I now have some results (which are attached) from using this command to sync the repo https://cdn.redhat.com/content/dist/rhel8/8/x86_64/baseos/os/ with no HTTP proxy using the following command:

watch -t -n 10 "(date '+TIME:%H:%M:%S' ; lsof -a -u pulp -n -d ^mem -d ^cwd -d ^rtd -d ^txt -d ^DEL | wc -l) | tee -a /tmp/pulp_nofile_sync"

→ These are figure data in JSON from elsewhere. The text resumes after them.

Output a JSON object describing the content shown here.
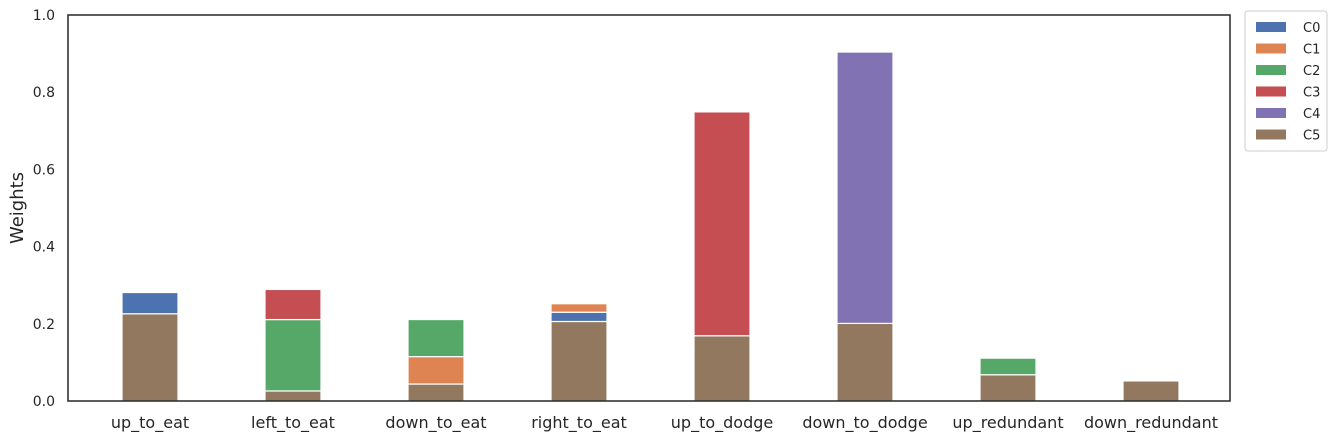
{
  "chart_data": {
    "type": "bar",
    "stacked": true,
    "xlabel": "",
    "ylabel": "Weights",
    "ylim": [
      0,
      1.0
    ],
    "yticks": [
      "0.0",
      "0.2",
      "0.4",
      "0.6",
      "0.8",
      "1.0"
    ],
    "yticks_values": [
      0,
      0.2,
      0.4,
      0.6,
      0.8,
      1.0
    ],
    "categories": [
      "up_to_eat",
      "left_to_eat",
      "down_to_eat",
      "right_to_eat",
      "up_to_dodge",
      "down_to_dodge",
      "up_redundant",
      "down_redundant"
    ],
    "series": [
      {
        "name": "C5",
        "color": "#937860",
        "values": [
          0.226,
          0.026,
          0.044,
          0.206,
          0.169,
          0.201,
          0.068,
          0.052
        ]
      },
      {
        "name": "C0",
        "color": "#4c72b0",
        "values": [
          0.055,
          0,
          0,
          0.024,
          0,
          0,
          0,
          0
        ]
      },
      {
        "name": "C1",
        "color": "#dd8452",
        "values": [
          0,
          0,
          0.071,
          0.022,
          0,
          0,
          0,
          0
        ]
      },
      {
        "name": "C2",
        "color": "#55a868",
        "values": [
          0,
          0.185,
          0.096,
          0,
          0,
          0,
          0.043,
          0
        ]
      },
      {
        "name": "C3",
        "color": "#c44e52",
        "values": [
          0,
          0.078,
          0,
          0,
          0.58,
          0,
          0,
          0
        ]
      },
      {
        "name": "C4",
        "color": "#8172b3",
        "values": [
          0,
          0,
          0,
          0,
          0,
          0.703,
          0,
          0
        ]
      }
    ],
    "legend": {
      "position": "upper-right-outside",
      "entries": [
        {
          "name": "C0",
          "color": "#4c72b0"
        },
        {
          "name": "C1",
          "color": "#dd8452"
        },
        {
          "name": "C2",
          "color": "#55a868"
        },
        {
          "name": "C3",
          "color": "#c44e52"
        },
        {
          "name": "C4",
          "color": "#8172b3"
        },
        {
          "name": "C5",
          "color": "#937860"
        }
      ]
    },
    "grid": false
  }
}
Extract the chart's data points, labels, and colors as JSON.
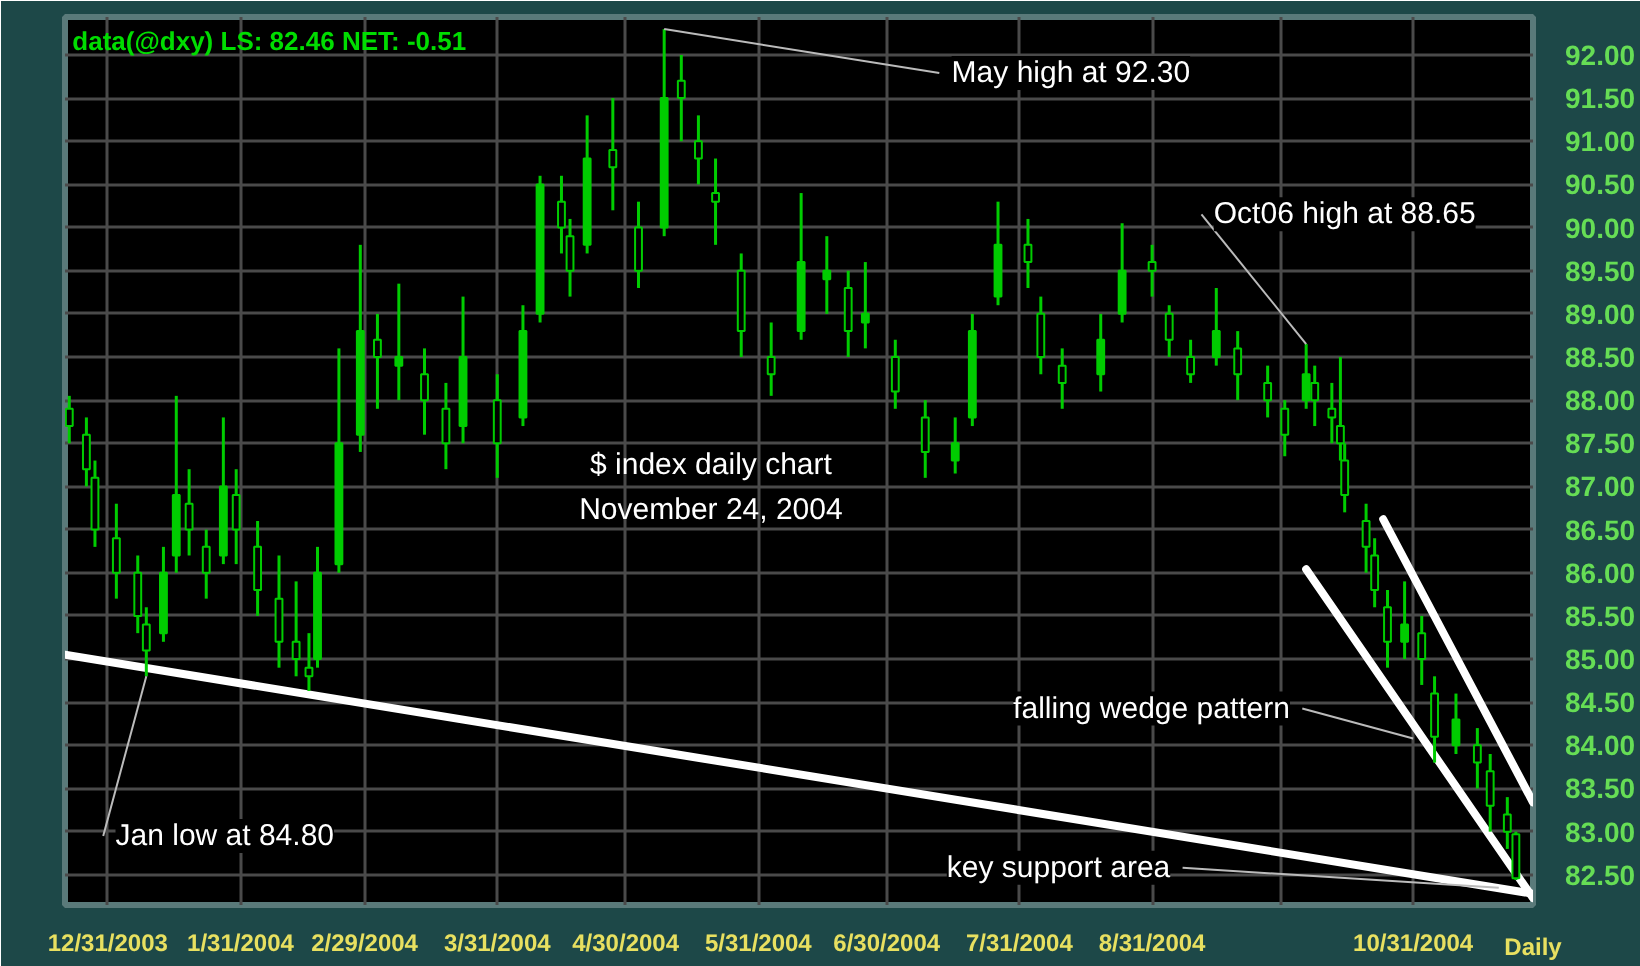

Could you get results of the same command running through the duration of the sync, syncing the same repository, under an HTTP proxy, so that we can compare them?file:///home/dalley/devel/pulp_nofile_sync

Comment 26 Daniel Alley 2022-07-08 18:44:55 UTC
Created attachment 1895482 [details]
open fd count - el8baseos sync pulp 3.14 without proxy

Comment 28 pulp-infra@redhat.com 2022-07-08 19:18:08 UTC
All upstream Pulp bugs are at MODIFIED+. Moving this bug to POST.

Comment 30 pulp-infra@redhat.com 2022-07-15 12:49:18 UTC
All upstream Pulp bugs are at MODIFIED+. Moving this bug to POST.

Comment 38 pulp-infra@redhat.com 2022-08-05 13:48:33 UTC
Requesting needsinfo from upstream developer dkliban, ggainey because the 'FailedQA' flag is set.